A semelhança superficial com um “enterro” humano esconde, assim, um mecanismo biológico funcional e adaptativo.
Entre emoção e sobrevivência
A comparação entre estes dois tipos de evidência revela a complexidade do tema.
Em algumas espécies, especialmente as mais cognitivamente desenvolvidas, as respostas à morte parecem envolver emoções e vínculos sociais reais, ainda que diferentes dos humanos.
Noutras, o comportamento é claramente explicado por estímulos sensoriais e instintos de sobrevivência.
A dificuldade está em determinar onde termina a resposta automática e onde começa a experiência emocional subjetiva.
Assim, a ciência atual sugere que os animais não realizam funerais no sentido humano do termo, com intenção simbólica e consciência da morte, mas isso não significa que sejam indiferentes à perda.
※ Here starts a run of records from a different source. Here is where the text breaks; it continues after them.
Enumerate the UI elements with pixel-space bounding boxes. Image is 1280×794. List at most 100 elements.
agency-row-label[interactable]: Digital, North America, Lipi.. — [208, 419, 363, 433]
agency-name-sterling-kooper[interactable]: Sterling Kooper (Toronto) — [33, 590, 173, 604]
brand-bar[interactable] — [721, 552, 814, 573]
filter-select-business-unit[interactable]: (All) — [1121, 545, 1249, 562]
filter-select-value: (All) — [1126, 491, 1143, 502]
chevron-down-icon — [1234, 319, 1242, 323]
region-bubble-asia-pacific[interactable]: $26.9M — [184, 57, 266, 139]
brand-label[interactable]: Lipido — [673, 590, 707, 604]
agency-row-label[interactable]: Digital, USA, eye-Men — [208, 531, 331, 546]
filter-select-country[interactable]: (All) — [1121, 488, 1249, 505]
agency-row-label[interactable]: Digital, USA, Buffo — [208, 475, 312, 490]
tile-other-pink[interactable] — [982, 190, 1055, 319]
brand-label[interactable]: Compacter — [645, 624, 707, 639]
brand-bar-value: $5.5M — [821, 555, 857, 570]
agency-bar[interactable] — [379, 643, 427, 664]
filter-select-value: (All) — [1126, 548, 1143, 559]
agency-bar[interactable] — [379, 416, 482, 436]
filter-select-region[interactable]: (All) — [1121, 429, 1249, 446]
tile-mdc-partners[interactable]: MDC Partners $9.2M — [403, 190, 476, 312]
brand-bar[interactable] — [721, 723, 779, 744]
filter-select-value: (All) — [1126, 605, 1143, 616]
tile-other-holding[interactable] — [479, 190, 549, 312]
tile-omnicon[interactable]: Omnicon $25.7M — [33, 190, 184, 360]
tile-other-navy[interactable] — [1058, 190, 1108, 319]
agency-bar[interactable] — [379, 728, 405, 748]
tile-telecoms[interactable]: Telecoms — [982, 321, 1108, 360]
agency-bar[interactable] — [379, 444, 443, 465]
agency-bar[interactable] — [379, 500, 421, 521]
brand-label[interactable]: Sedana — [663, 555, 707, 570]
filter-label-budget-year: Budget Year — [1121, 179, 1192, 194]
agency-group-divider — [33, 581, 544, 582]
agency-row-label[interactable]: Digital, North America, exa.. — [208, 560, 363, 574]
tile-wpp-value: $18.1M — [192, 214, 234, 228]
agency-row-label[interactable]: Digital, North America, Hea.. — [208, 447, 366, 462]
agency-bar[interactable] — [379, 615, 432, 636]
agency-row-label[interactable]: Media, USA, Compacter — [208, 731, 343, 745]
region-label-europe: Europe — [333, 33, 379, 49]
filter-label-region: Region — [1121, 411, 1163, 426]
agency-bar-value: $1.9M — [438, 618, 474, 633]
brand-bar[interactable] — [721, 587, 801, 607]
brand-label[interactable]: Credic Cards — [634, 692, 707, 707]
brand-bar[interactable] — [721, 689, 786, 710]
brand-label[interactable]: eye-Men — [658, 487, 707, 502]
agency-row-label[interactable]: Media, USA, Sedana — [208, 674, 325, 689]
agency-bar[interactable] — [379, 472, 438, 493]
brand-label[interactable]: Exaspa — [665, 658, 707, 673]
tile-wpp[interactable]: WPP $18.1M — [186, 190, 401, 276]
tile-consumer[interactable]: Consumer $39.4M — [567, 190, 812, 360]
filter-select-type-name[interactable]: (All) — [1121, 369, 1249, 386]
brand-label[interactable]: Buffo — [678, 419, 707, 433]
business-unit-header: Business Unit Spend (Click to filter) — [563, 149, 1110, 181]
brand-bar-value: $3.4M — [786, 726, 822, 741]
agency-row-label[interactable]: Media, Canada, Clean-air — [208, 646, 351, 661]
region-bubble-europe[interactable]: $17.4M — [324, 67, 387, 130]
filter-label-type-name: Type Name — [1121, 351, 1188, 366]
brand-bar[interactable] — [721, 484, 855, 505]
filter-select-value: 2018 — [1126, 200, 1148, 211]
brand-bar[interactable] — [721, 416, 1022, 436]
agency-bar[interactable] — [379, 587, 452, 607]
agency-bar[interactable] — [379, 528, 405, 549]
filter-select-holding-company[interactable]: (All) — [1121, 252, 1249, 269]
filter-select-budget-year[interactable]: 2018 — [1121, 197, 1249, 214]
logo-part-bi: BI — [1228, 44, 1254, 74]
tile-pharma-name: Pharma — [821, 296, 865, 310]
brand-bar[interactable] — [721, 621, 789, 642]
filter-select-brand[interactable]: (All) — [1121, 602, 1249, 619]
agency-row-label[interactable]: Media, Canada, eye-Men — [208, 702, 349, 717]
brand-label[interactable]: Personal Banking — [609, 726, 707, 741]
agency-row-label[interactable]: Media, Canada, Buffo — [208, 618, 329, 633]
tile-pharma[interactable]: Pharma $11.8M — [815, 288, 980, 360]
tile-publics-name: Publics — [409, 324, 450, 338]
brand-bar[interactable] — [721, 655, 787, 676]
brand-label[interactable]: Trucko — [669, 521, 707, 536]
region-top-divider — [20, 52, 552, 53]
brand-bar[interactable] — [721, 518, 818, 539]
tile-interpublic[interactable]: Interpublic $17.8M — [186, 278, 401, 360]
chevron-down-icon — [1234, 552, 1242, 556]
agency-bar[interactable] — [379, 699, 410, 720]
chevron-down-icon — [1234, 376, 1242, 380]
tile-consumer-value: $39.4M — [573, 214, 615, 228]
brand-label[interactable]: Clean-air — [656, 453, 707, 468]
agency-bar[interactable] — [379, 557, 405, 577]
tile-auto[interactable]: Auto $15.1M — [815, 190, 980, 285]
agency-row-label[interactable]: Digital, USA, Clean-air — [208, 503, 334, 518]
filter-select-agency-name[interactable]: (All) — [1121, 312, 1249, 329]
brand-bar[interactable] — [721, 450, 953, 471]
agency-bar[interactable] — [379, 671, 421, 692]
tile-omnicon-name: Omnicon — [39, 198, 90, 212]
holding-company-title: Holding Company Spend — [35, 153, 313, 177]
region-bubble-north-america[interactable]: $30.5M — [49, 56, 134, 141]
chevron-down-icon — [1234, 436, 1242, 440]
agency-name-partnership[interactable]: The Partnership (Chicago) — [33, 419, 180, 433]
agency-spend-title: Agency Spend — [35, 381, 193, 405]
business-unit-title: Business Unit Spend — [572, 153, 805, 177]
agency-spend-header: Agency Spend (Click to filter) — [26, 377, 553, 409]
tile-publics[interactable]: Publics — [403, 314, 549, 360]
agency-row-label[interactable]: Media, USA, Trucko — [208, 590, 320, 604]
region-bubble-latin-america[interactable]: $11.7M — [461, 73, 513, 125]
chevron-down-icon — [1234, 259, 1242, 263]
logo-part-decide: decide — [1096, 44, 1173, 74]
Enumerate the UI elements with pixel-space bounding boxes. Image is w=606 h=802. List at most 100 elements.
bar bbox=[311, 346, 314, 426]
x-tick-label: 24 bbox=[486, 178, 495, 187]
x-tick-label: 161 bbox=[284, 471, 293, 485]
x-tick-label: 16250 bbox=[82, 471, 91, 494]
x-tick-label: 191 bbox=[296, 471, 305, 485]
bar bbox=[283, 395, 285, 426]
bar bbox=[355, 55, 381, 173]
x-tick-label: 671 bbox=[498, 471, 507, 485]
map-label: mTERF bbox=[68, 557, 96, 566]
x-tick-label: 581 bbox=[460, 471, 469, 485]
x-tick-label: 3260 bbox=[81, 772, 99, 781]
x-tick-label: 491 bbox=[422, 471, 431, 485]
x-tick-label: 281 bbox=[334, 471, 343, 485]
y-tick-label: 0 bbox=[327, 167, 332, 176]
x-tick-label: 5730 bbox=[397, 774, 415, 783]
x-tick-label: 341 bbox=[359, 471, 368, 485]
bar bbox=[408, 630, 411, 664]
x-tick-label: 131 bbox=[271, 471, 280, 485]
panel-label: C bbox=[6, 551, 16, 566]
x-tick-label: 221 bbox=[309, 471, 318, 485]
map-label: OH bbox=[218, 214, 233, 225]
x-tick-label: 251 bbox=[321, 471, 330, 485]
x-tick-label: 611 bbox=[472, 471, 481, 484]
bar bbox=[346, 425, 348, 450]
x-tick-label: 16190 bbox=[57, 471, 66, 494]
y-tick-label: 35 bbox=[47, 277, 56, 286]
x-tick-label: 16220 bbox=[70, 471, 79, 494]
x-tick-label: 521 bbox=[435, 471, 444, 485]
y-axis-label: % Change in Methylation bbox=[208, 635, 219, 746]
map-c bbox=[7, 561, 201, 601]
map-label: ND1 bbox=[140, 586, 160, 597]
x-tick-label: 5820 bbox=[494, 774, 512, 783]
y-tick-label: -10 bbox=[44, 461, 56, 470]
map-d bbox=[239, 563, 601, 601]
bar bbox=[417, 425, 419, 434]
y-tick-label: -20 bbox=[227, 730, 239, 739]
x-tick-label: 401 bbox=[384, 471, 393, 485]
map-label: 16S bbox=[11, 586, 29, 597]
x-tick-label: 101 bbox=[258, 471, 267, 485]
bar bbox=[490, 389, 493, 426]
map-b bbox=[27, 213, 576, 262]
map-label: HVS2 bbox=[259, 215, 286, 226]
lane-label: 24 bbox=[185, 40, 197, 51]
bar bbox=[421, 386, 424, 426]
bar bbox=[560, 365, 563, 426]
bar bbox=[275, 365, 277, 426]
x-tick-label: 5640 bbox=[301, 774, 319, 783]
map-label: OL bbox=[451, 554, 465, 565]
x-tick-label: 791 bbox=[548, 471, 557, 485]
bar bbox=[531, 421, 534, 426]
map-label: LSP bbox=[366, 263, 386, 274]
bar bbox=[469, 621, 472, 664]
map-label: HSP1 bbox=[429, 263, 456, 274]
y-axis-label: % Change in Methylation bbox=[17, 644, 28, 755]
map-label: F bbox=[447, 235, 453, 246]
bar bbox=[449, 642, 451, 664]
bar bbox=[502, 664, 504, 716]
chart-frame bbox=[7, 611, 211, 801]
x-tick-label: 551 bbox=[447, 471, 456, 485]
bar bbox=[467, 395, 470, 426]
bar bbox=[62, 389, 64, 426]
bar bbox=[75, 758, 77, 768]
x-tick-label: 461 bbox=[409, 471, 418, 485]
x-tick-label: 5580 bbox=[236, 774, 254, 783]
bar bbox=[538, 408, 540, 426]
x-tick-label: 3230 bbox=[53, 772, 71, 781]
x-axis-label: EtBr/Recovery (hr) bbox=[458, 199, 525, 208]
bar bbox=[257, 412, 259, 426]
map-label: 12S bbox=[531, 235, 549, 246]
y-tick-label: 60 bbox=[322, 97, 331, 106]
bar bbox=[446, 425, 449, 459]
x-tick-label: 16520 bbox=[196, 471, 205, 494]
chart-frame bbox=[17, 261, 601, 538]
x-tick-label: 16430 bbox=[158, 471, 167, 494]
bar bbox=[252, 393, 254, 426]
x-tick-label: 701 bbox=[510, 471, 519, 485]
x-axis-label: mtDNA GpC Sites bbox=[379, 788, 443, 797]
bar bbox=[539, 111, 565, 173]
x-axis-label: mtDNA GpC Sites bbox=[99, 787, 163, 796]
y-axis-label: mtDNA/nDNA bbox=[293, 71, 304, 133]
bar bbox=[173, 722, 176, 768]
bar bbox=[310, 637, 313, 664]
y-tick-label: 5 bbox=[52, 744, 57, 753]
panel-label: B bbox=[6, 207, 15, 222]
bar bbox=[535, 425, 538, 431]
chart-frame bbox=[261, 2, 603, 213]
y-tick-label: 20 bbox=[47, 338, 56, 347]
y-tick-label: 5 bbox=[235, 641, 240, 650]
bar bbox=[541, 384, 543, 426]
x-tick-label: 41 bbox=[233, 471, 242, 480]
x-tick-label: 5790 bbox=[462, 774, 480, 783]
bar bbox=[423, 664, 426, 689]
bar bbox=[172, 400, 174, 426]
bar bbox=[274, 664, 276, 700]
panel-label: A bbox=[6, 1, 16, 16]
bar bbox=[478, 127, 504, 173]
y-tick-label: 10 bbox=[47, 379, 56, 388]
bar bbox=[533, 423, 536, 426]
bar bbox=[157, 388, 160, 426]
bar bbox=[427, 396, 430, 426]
Muitos demonstram comportamentos consistentes com apego, stress e alteração social após a morte de um companheiro.
Reconhecer estas respostas sem as romantizar permite uma compreensão mais rigorosa e respeitosa do mundo animal, mostrando que, embora diferentes de nós, os outros animais também vivem a morte de formas que refletem a complexidade das suas vidas sociais.
Referência do artigo:
Iain Douglas-Hamilton, Shivani Bhalla, George Wittemyer, Fritz Vollrath, "Behavioural reactions of elephants towards a dying and deceased matriarch.", Applied Animal Behaviour Science, Volume 100, 2006.